To give both the characters and the audience a moment to breathe, there is a brief moment where the fight is interrupted by the train’s charming concession worker (Karen Fukuhara). Ladybug uses the interruption as an opportunity to irritate Tangerine. He spends extra time picking out a fizzy water bottle, and then forces Tangerine to pay for it. Of course, this was also a strategic move on Ladybug’s part; after the concession worker leaves, he hurls the water bottle at Tangerine’s head.
There’s a fair amount of gunplay and sword fights in the film, so it’s refreshing to have a fight scene that is mostly hand-to-hand combat. Pitt clearly understood the importance of authenticity, too — he did his own stunts for the film.
Worst: Prince’s death
Despite her promising introduction, Prince doesn’t add very much to the end of "Bullet Train." The revelation that she is really White Death’s daughter is strangely wedged into an ending that is already complicated enough. Prince feels that her father never appreciated her in the same way that he did his son, but we never get a good idea of what their family dynamic looked like. Perhaps, if King got to share a few scenes with Lerman, her motivations would have made more sense.
Still, Prince somehow manages to survive the train crash, and threatens to kill Ladybug. Then, she is abruptly run over by a truck. It’s not a particularly funny joke; the film has already spent enough time discussing Ladybug’s luck (or lack thereof). It’s also a strange way to conclude Prince’s character arc. Despite being completely calm and collected for the majority of the film, Prince’s threats against Ladybug are completely unhinged.
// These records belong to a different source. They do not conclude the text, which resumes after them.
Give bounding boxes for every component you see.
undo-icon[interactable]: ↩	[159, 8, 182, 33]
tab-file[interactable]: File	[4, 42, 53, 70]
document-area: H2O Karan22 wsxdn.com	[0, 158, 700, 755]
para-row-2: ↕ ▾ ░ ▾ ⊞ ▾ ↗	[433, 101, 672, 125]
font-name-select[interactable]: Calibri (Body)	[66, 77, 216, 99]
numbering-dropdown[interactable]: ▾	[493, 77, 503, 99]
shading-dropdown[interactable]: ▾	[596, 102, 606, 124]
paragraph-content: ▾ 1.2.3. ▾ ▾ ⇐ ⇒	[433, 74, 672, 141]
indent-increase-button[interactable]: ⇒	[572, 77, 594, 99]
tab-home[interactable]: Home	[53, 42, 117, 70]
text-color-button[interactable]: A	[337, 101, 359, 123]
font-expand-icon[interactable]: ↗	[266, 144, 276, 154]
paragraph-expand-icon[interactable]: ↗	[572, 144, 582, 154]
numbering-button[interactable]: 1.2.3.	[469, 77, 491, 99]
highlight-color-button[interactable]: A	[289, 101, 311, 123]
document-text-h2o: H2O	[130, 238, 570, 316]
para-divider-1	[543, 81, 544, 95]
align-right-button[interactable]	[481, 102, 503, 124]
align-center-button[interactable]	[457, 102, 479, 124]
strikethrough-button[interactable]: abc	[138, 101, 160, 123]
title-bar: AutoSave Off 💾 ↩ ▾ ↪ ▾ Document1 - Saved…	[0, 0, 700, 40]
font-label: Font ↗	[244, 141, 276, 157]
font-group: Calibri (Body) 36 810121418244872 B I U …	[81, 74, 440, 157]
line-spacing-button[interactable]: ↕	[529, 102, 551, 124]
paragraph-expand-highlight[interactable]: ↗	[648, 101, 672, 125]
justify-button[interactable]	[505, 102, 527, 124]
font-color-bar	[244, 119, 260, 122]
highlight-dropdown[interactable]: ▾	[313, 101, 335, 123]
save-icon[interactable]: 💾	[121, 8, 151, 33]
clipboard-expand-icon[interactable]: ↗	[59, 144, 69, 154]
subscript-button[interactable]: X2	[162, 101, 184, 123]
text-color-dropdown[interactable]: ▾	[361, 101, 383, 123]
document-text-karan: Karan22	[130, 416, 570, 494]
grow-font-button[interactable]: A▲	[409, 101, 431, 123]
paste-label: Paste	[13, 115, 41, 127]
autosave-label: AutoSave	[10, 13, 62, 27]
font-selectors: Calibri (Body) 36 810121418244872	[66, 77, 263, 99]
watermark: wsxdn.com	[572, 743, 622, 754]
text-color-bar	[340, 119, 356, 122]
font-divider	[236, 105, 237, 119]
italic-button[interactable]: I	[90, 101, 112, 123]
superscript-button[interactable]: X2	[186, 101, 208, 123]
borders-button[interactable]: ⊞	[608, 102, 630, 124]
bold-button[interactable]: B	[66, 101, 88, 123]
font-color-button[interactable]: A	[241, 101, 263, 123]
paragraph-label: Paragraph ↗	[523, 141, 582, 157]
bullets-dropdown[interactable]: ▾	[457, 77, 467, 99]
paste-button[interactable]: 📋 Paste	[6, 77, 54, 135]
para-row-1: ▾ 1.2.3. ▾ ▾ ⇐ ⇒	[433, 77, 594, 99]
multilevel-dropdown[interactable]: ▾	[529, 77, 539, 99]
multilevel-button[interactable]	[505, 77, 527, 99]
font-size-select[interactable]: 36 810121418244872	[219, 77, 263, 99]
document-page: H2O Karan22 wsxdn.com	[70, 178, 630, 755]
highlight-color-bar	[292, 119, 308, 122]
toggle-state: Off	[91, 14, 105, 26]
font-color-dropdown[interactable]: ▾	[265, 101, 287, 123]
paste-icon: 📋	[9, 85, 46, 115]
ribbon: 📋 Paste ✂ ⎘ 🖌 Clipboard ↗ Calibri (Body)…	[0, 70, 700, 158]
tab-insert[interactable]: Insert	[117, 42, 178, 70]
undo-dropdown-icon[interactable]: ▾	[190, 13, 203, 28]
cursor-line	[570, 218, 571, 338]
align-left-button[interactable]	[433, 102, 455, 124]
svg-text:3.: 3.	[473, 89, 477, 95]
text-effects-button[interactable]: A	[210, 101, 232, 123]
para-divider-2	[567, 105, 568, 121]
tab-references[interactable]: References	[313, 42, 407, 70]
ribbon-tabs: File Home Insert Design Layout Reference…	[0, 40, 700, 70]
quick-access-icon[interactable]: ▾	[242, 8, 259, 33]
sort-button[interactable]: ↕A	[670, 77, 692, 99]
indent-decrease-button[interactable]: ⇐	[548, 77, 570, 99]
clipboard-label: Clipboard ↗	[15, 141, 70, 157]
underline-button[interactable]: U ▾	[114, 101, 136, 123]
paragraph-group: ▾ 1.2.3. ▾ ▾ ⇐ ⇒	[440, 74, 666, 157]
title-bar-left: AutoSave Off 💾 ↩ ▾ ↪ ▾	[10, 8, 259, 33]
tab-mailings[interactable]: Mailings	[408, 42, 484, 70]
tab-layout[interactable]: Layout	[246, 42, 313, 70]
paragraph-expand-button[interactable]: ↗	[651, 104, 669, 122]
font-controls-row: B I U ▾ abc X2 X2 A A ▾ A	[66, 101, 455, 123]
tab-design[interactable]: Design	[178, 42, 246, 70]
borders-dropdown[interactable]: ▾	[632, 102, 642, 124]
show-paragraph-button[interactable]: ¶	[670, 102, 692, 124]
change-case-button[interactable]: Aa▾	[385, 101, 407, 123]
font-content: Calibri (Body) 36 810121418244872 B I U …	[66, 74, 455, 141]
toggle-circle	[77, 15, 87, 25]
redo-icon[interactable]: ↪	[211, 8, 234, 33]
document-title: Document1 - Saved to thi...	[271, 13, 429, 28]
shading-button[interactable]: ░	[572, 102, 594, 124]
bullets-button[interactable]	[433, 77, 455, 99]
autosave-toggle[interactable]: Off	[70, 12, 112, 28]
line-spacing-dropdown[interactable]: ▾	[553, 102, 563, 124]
It might have been more satisfying if Prince had gotten to spend a little more time with her father.
However, this moment is somewhat redeemed by a stinger that plays after the title card: It is revealed that Lemon survived the crash, and ended up driving the truck that killed Prince.
Best: White Death vs. the Elder
"Bullet Train" does a great job at building an aura of mystique around the White Death. He is the most fearsome character in the film, and it’s interesting that Leitch chooses to not reveal Shannon’s face until the very end. Shannon’s Russian accent is also perfect — it’s just goofy enough to remind you that this is still an action-comedy. However, the Elder’s mission to kill the White Death is taken completely seriously. He’s not just putting his life on the line; he is risking his honor and his family legacy. White Death reveals to Ladybug later on that he is also looking to honor his family, and that he’s gathered these assassins to avenge his dead wife.
Their duel is the most exciting part of the third act; Ladybug and Lemons’ misadventures as they try to stop the train aren’t nearly as entertaining. Even though the situation is ridiculous, the actual choreography looks very convincing. Some of the computer-generated-imagery in the final action sequence doesn’t look that great, but the duel is more focused on the emotion and performances anyway. The only real drawback is that the train crash disrupts the end of the fight.